How to verify installation and what to watch for post‑install
After applying KB5065426, confirm installation and monitor for regressions:- Verify OS Build in Settings → System → About or by running:
- winver (graphical)
- systeminfo /fo list | findstr /i "OS Build" (command line)
- Check Update history in Settings → Windows Update to confirm the KB number and the combined SSU + LCU package presence.
- Monitor these event log channels for specific post‑install telemetry:
- Applications and Services Logs → Microsoft → Windows → SMBClient / SMBServer → Operational (audit events for SMB compatibility). (learn.microsoft.com)
- Windows Event Viewer → Security log for Event ID 4625 if experiencing PSDirect issues until host/guest parity is ensured.

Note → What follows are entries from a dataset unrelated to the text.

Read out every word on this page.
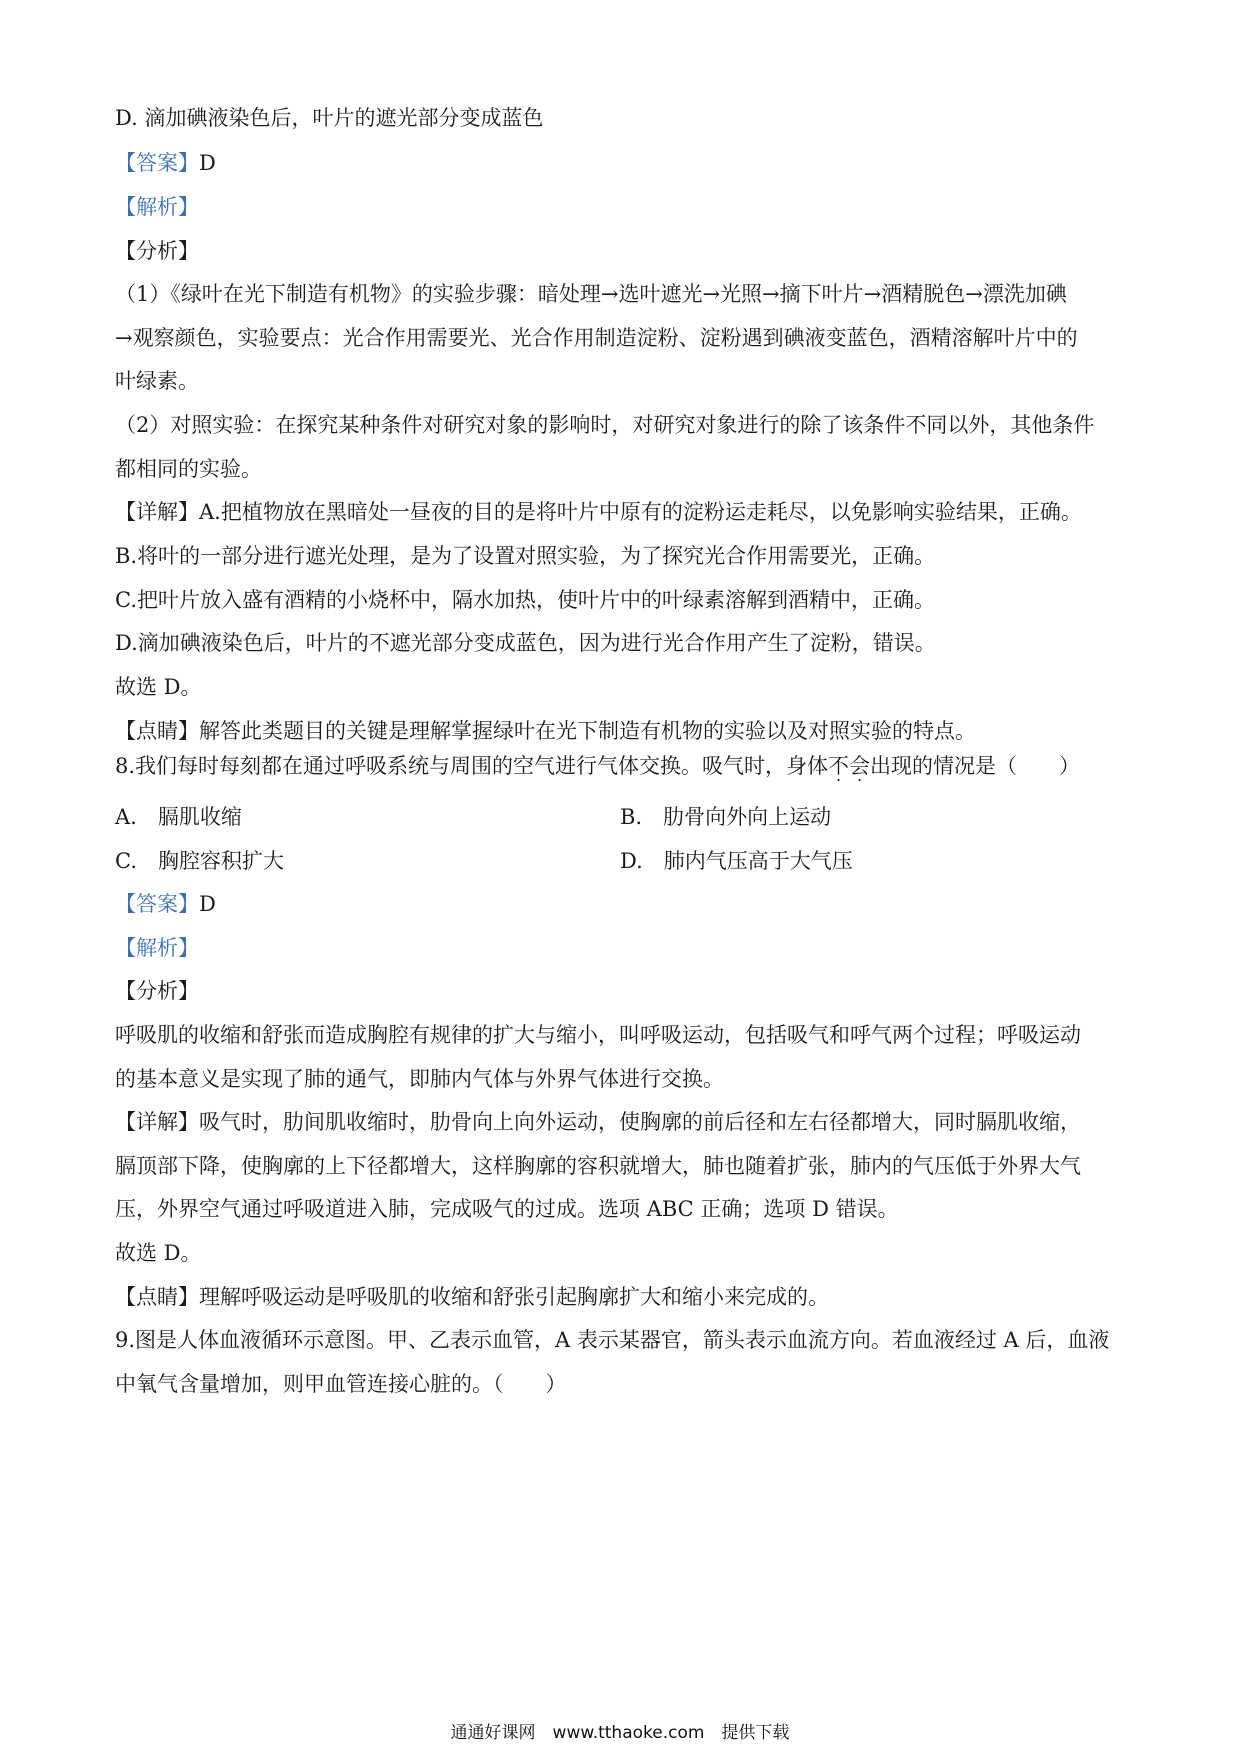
D. 滴加碘液染色后，叶片的遮光部分变成蓝色
【答案】D
【解析】
【分析】
（1）《绿叶在光下制造有机物》的实验步骤：暗处理→选叶遮光→光照→摘下叶片→酒精脱色→漂洗加碘
→观察颜色，实验要点：光合作用需要光、光合作用制造淀粉、淀粉遇到碘液变蓝色，酒精溶解叶片中的
叶绿素。
（2）对照实验：在探究某种条件对研究对象的影响时，对研究对象进行的除了该条件不同以外，其他条件
都相同的实验。
【详解】A.把植物放在黑暗处一昼夜的目的是将叶片中原有的淀粉运走耗尽，以免影响实验结果，正确。
B.将叶的一部分进行遮光处理，是为了设置对照实验，为了探究光合作用需要光，正确。
C.把叶片放入盛有酒精的小烧杯中，隔水加热，使叶片中的叶绿素溶解到酒精中，正确。
D.滴加碘液染色后，叶片的不遮光部分变成蓝色，因为进行光合作用产生了淀粉，错误。
故选 D。
【点睛】解答此类题目的关键是理解掌握绿叶在光下制造有机物的实验以及对照实验的特点。
8.我们每时每刻都在通过呼吸系统与周围的空气进行气体交换。吸气时，身体不会出现的情况是（　　）
A.　膈肌收缩	B.　肋骨向外向上运动
C.　胸腔容积扩大	D.　肺内气压高于大气压
【答案】D
【解析】
【分析】
呼吸肌的收缩和舒张而造成胸腔有规律的扩大与缩小，叫呼吸运动，包括吸气和呼气两个过程；呼吸运动
的基本意义是实现了肺的通气，即肺内气体与外界气体进行交换。
【详解】吸气时，肋间肌收缩时，肋骨向上向外运动，使胸廓的前后径和左右径都增大，同时膈肌收缩，
膈顶部下降，使胸廓的上下径都增大，这样胸廓的容积就增大，肺也随着扩张，肺内的气压低于外界大气
压，外界空气通过呼吸道进入肺，完成吸气的过成。选项 ABC 正确；选项 D 错误。
故选 D。
【点睛】理解呼吸运动是呼吸肌的收缩和舒张引起胸廓扩大和缩小来完成的。
9.图是人体血液循环示意图。甲、乙表示血管，A 表示某器官，箭头表示血流方向。若血液经过 A 后，血液
中氧气含量增加，则甲血管连接心脏的。（　　）
通通好课网　www.tthaoke.com　提供下载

Final assessment and bottom line
KB5065426 is a routine but strategically important monthly cumulative update: it closes security exposure, removes several annoying regressions, and — most importantly for future boot reliability — renews Microsoft’s public reminder that Secure Boot certificates will begin expiring in June 2026. Organizations must act now to inventory devices with Secure Boot enabled, coordinate with OEMs on firmware readiness, enable Smart auditing (SMB), and validate Copilot+ hardware behavior if relevant. The update’s inclusion of an SSU makes installation more reliable, but the presence of hotpatch-related edge cases (PSDirect) and the dependency on firmware for Secure Boot remind administrators that patching is now an end‑to‑end process spanning firmware, OS, and appliance vendors. (techcommunity.microsoft.com, learn.microsoft.com)Apply the patch with a staged, instrumented rollout; treat Secure Boot readiness as a calendarized project with OEMs and device owners; and use the SMB auditing capabilities to build a remediation plan for legacy appliances before enabling stricter enforcement. These steps will minimize disruption and ensure the security hardening delivered by the September 2025 Windows security update is realized without operational surprises.